What’s Going on With Gutenberg Phase 3?

Over the last several years, the WordPress community has focused on the “Gutenberg” project. The aim is to modernize how WordPress works.

Phase 1 introduced a new block editor for writing posts. Phase 2 allowed you to use those blocks for building a website. And Phase 3 is about to begin!

I think Phase 3 will be absolutely fascinating for publishers.

Phase 3 is the “collaboration” phase with real-time co-editing of posts as you find with Google Docs.

Here’s a quote from Matt Mullenweg explaining Phase 3:

Phase 3 is Workflow. This is basically where we’re going to take real-time co-editing into WordPress, much like Google Docs or something else. When you log in to edit a page or your sites or a template or something, if someone else is in there at the same time, you’ll be able to see them moving around. Of course, we want to make sure we have version control built in like we do for posts and pages, into as many parts of WP as possible, so if someone makes a mistake or an edit to the site, you will be able to roll it back easily, which I think is really key for giving people confidence.

So taking Matt’s introduction, we have two key focuses:

  1. Real-time co-editing, much like Google Docs
  2. Version control for many parts of WordPress as possible

It’s noticeable that Matt talked about much more than posts and pages.
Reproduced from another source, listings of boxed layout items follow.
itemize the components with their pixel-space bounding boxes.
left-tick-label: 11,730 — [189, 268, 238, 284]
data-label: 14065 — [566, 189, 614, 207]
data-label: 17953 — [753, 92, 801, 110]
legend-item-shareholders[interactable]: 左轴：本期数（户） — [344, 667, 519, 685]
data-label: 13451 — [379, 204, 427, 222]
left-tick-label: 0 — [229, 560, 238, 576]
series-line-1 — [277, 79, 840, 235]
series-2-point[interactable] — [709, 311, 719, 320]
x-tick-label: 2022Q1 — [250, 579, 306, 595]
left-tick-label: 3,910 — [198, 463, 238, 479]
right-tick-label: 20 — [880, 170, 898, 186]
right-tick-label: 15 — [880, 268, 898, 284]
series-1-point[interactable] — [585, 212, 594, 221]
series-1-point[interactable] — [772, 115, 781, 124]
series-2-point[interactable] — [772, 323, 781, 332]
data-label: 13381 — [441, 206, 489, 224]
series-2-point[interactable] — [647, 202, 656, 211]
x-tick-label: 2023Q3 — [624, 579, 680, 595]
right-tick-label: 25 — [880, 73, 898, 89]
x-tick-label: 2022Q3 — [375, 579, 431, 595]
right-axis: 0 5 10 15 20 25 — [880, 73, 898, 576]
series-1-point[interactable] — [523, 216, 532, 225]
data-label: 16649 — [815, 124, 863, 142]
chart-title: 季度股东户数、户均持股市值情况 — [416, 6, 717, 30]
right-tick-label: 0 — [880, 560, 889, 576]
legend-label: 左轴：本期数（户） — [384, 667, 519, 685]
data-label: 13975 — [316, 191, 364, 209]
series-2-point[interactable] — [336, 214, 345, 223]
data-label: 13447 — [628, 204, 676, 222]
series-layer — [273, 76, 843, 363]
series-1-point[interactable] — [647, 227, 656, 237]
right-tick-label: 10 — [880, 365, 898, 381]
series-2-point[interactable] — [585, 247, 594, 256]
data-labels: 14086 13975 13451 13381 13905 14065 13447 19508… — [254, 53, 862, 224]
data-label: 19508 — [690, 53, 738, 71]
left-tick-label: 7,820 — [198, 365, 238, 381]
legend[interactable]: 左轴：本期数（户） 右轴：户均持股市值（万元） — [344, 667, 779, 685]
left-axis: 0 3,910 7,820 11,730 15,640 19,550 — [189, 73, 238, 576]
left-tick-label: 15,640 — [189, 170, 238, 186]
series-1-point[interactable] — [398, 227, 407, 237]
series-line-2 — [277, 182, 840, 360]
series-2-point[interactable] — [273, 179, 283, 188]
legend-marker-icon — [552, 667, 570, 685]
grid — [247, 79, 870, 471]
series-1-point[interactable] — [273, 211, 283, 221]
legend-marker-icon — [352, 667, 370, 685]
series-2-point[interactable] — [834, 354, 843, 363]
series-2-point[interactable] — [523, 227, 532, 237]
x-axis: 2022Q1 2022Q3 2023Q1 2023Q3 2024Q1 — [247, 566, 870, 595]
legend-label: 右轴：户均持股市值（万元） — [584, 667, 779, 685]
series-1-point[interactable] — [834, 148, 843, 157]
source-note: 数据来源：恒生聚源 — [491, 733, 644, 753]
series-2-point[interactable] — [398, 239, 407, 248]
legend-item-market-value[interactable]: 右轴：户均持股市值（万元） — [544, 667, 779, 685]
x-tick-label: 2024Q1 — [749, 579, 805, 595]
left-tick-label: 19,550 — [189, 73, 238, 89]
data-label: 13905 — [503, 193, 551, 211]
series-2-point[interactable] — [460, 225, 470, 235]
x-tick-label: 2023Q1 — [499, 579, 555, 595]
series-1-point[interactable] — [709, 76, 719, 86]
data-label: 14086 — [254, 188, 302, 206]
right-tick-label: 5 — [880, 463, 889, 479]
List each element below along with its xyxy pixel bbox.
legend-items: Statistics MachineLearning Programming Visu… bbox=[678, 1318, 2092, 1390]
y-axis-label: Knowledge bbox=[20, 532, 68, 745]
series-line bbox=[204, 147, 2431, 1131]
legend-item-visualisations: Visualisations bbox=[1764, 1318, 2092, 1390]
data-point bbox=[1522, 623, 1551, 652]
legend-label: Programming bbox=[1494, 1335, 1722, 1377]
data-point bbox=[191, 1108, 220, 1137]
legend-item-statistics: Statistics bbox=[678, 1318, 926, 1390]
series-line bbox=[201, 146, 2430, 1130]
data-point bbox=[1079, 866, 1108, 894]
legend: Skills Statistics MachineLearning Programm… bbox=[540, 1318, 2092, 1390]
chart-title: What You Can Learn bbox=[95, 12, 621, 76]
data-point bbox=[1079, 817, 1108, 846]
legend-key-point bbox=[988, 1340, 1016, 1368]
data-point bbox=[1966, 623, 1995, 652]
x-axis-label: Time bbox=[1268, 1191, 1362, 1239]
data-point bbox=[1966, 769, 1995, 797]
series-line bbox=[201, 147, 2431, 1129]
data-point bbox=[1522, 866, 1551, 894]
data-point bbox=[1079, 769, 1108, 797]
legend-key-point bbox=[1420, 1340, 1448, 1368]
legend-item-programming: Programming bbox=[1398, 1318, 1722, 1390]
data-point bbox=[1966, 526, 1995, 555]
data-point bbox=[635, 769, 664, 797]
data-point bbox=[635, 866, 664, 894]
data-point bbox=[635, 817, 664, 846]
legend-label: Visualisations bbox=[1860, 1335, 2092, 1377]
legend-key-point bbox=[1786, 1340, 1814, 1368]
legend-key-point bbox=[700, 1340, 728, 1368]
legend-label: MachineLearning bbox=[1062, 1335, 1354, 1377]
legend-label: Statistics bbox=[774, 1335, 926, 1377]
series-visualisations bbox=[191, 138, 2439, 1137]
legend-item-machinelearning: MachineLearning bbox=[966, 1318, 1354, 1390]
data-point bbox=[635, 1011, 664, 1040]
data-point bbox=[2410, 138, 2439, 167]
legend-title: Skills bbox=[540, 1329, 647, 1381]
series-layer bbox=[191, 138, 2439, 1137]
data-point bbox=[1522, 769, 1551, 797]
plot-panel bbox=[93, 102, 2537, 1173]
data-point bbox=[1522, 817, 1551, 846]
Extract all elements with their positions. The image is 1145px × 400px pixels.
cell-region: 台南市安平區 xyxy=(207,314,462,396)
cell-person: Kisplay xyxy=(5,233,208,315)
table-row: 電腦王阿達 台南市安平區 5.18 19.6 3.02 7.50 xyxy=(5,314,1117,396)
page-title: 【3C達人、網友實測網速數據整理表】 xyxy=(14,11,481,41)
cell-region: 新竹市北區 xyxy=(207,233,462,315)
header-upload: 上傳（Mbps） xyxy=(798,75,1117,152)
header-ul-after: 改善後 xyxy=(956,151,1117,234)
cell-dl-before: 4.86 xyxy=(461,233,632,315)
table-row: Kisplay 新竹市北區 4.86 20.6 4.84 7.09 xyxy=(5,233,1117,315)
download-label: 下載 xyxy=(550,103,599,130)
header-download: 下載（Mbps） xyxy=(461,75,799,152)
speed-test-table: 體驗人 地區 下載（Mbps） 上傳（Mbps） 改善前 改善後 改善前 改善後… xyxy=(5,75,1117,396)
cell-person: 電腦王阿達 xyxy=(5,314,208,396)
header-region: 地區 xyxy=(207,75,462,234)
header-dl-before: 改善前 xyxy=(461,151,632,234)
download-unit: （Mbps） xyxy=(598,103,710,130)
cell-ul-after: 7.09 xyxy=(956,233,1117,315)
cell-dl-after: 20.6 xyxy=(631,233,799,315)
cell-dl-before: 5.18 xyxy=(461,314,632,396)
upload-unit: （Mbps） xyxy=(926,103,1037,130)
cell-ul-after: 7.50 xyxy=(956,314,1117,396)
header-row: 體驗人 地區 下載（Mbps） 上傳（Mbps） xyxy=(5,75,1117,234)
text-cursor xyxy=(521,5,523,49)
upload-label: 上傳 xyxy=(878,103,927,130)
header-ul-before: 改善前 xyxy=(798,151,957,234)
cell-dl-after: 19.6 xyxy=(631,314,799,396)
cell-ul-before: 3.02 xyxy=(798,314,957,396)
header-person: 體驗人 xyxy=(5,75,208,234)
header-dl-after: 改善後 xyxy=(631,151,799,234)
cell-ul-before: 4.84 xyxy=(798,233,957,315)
That focus became clear this week with the first detailed overview of the real-time co-editing feature. I’ve taken this image from the official post. The use case shown here is collaborating on the site layout, not a post. Notice the “Comment” link in the image? That’s another Google Docs-style feature that’s described in the overview:

Allow users to add comments, suggest edits, and tag other users for peer review.

Here are some more ideas from the overview that should stand out to publishers:

An author could leave empty media blocks in a story they are writing and mark them to be completed by another team member, ensuring the post cannot be published while empty placeholders are still there. This could also include other types of requirements, like word count, fields to be completed, and so on.

It is possible to do this for posts now with the PublishPress Checklists plugin, but not for individual blocks.

For publishers working with people outside their WordPress site there’s this:

Make it straightforward to share different types of content, from posts to design changes, while controlling access through permissions.

There’s a lot of ideas presented in this first overview from the WordPress team. And there’s also a second and third follow-up post! However, if even 30% of these ideas become reality, WordPress will become a substantially better platform for publishers than it is today.